Friday, November 03, 2006

Protests and Thanks

November 2, 2006

Today the promised protests against the President took place. And they had another complaint to add to their list. President Bakiyev promised to present a new version of the Constitution to Parliament, this morning, then failed to do so. Bakiyev said he had no obligation to listen to the opposition groups and that they couldn’t pressure him to hurry with Constitutional reforms.

The day was pretty quiet. I was happy to see that most businesses were open and most people went about their daily activities as usual. We worked, but like many others, ended our day a few hours early, so that people could be sure to get home before dark and before any problems started.

The protesters organized meetings in five places around town at 1 p.m., then walked toward the central square. According to the Russian evening news, about 30,000 people gathered and they are planning to stay on the square – in yurts and in tents – until the President keeps his promises.

When I walked home shortly before five, I could see very few differences in the activities on the street. The market nearest my home had been closed all day, but the vendors on the street were there. The elderly woman I bought flowers from told me she hadn’t had any problems. I saw a pair of foreigners going out for a run, the children outside playing as always. But those not involved in the protests probably avoided going out in the evening.

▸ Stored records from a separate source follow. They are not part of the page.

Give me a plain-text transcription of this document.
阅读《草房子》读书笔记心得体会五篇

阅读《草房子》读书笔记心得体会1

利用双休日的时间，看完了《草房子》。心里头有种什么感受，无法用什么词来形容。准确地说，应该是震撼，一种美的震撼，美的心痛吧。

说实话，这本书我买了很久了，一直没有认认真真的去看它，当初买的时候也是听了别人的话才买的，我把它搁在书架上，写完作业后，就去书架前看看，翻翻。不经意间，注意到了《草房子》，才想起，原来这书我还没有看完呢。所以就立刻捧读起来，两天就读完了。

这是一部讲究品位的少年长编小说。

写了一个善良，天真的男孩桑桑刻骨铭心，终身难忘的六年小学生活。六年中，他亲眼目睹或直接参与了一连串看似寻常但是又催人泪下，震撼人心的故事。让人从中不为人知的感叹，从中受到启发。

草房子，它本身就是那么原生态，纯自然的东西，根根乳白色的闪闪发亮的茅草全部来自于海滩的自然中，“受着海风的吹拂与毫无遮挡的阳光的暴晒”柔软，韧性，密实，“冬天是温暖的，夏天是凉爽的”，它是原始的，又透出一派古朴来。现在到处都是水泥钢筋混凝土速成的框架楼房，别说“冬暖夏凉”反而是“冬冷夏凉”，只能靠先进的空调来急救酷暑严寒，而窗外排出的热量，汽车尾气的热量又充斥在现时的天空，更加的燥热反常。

My colleagues showed no interest at all in participating in the protests. They thought that even thought the President has not gained the faith of the people, it would cause more instability if he were to be removed.

“People have just start to get used to the new system and start working again,” our office manager, Kasiet, said.

They said the payment for people to join the protest was 500 som ($12.50). When people headed home after work, they jokingly asked if they were going to the square to earn some extra money.

For me, my most memorable moment of the day was the kiss my adopted babushka, Natalya Vasielievna, planted on my cheek. It had been months since I’d been to see Natalya and I stopped by to give her the paper I’d saved for her (which she uses in fires for her home and banya). I asked how she was preparing for the winter. She’d told me before that last year her inability to buy enough firewood meant she’d almost frozen to death.

When she told me she hoped to reconnect her gas, which she’d stopped using five years ago, I offered her $25 and asked if it would be enough to get it running again. I think it’s enough not only to restart it, but to pay for several months of heat.

A smile crossed her wrinkled face, and in a burst of emotion, she grasped my shoulders, hugged me and kissed my cheek.

It makes me feel good to know that one elderly woman won’t be cold this winter. But it’s also sad that people live in such poor conditions that $25 can make such a difference. If you’d like to help out an elderly person in Kyrgyzstan, you can adopt a grandmother or grandfather for $150 a year. I can vouch that Babushka Adoption is a reliable, quality charity and that their recipients truly need the assistance.


Alyclepal said...

Hi, I came across your blog last year, then just found it again. Your writing is powerful and informative. Thank you for sharing your experiences in this way. Lisa in SC

jj said...

Thanks for reading, and for the feedback!

Anonymous said...

Hi again, may I list you under blogs I read? I hope this'll post, I've been having trouble with blogspot. I really appreciate reading about your life in Central Asia. I have a blog too but nothing really important, just wool felting and knitting. Do you ever come across felt items? If so, could you take a picture or two (I'd be rabidly in your debt!!!) I hope to convince my husband that the country is safe enough for me to attend a felting seminar some day and I am trying to find ngo's that sell felt products to purchase my felts from in hopes of helping just a little bit. HAve a great day, Alyclepal
ps...the posts about the bride kidnapping really got me. I saw a tv piece on it recently. It's strange to think of someone staying in that situation cause they didn't want to hurt someone else's feelings, yet in the West we are so the opposite-it's all me, mine, I want...perhaps someday a happy medium will exist for folks!

jj said...

Sure, no problem with the link. If you'll send me your email address, I can send you some info regarding your other questions.